I’ve made this step pretty painless, provided everything above was installed successfully and you haven’t edited the git history.

Note: If you are working on an edited branch, with your own commits, for example, such as with edits to client/nginx.conf, you should inspect config/deployed-update.js to run some of the commands manually as you see fit. See part V for more on this.

Run the following for an automated update

npm run update:deployed

Stopping the docker container

npm run stop:deployed

This simply runs docker-compose -f ./deploy-compose.yml down

Starting the docker container

npm run start:deployed

This simply runs docker-compose -f ./deploy-compose.yml up -d

Check active docker containers

docker ps

You can update manually without the scripts if you encounter issues.

Stop the running container(s)
docker compose -f ./deploy-compose.yml down
Pull latest project changes
git pull 
Pull the latest LibreChat image
docker compose -f ./deploy-compose.yml pull
Start LibreChat
docker compose -f ./deploy-compose.yml up

Part IV: Editing the NGINX file (for custom domains and advanced configs)
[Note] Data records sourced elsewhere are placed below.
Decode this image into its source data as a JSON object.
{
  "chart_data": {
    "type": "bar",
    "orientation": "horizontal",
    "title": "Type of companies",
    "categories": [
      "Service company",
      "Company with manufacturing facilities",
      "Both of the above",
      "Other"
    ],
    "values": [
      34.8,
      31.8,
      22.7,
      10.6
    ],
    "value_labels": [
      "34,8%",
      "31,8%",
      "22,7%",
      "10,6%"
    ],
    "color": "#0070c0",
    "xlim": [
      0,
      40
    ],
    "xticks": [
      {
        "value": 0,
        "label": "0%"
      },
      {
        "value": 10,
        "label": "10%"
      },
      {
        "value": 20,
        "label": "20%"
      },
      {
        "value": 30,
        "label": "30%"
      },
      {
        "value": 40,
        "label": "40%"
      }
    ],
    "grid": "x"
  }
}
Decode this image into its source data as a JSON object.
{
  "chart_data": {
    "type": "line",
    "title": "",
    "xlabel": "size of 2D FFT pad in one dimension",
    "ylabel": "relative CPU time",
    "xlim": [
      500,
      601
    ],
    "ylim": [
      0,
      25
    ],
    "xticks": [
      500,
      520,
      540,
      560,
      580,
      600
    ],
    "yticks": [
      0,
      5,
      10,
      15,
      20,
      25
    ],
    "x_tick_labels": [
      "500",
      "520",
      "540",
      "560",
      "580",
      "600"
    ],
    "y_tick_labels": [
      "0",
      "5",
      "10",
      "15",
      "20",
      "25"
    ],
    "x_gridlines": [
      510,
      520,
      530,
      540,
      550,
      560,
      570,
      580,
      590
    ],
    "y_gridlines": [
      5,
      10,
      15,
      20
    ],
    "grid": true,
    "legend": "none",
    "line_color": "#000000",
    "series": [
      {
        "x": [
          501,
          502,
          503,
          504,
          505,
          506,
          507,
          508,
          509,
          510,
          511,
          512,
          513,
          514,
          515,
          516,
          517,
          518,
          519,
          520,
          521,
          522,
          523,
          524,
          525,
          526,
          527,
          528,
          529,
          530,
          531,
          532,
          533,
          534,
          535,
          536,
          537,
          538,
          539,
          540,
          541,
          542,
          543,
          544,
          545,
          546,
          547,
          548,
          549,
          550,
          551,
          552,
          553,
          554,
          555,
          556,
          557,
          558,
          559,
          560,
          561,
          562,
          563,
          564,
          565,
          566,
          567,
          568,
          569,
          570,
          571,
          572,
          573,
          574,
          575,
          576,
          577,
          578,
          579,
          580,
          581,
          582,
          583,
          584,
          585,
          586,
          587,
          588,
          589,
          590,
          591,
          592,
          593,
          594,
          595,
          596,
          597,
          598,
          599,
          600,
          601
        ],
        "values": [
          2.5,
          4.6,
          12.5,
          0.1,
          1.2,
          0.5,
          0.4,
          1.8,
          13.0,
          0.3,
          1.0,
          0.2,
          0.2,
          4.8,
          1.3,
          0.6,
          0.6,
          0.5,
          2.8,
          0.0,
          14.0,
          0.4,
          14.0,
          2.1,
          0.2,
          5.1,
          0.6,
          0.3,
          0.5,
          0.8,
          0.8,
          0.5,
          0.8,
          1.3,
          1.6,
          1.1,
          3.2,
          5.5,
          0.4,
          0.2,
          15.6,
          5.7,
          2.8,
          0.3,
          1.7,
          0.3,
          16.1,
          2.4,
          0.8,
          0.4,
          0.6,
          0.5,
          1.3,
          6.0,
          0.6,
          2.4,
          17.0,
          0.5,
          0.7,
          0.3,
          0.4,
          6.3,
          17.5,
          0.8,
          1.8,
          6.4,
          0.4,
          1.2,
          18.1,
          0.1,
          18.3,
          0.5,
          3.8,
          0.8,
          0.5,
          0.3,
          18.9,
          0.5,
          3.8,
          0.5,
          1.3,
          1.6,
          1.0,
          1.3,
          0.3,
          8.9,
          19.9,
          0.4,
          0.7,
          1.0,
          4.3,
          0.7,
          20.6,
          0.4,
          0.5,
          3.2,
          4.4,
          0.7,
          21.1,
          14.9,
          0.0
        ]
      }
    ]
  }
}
In case you would like to edit the NGINX file for whatever reason, such as pointing your server to a custom domain, use the following:

First, stop the active instance if running
npm run stop:deployed
now you can safely edit
nano client/nginx.conf

I won’t be walking you through custom domain setup or any other changes to NGINX, you can look into the Cloudflare guide, the Traefik guide or the NGINX guide to get you started with custom domains.

However, I will show you what to edit on the LibreChat side for a custom domain with this setup.

Since NGINX is being used as a proxy pass by default, I only edit the following:

# before
server_name localhost;
 
# after
server_name custom.domain.com;

Note: this works because the deploy-compose.yml file is using NGINX by default, unlike the main docker-compose.yml file. As always, you can configure the compose files as you need.

Now commit these changes to a separate branch:

# create a new branch
# example: git checkout -b edit
git checkout -b <branchname>
 
# stage all file changes
git add .

To commit changes to a git branch, you will need to identify yourself on git. These can be fake values, but if you would like them to sync up with GitHub, should you push this branch to a forked repo of LibreChat, use your GitHub email

# these values will work if you don't care what they are
git config --global user.email "[email protected]"
git config --global user.name "Your Name"
 
# Now you can commit the change
git commit -m "edited nginx.conf"

Updating on an edited branch will work a little differently now

npm run rebase:deployed

You should be all set!

Warning You will experience merge conflicts if you start significantly editing the branch and this is not recommended unless you know what you’re doing

Note that any changes to the code in this environment won’t be reflected because the compose file is pulling the docker images built automatically by GitHub

Part V: Use the Latest Stable Release instead of Latest Main Branch

By default, this setup will pull the latest updates to the main branch of Librechat. If you would rather have the latest “stable” release, which is defined by the latest tags, you will need to edit deploy-compose.yml and commit your changes exactly as above in Part V. Be aware that you won’t benefit from the latest feature as soon as they come if you do so.

Let’s edit deploy-compose.yml:

nano deploy-compose.yml

Change librechat-dev-api to librechat-api:

image: ghcr.io/danny-avila/librechat-api:latest

Stage and commit as in Part V, and you’re all set!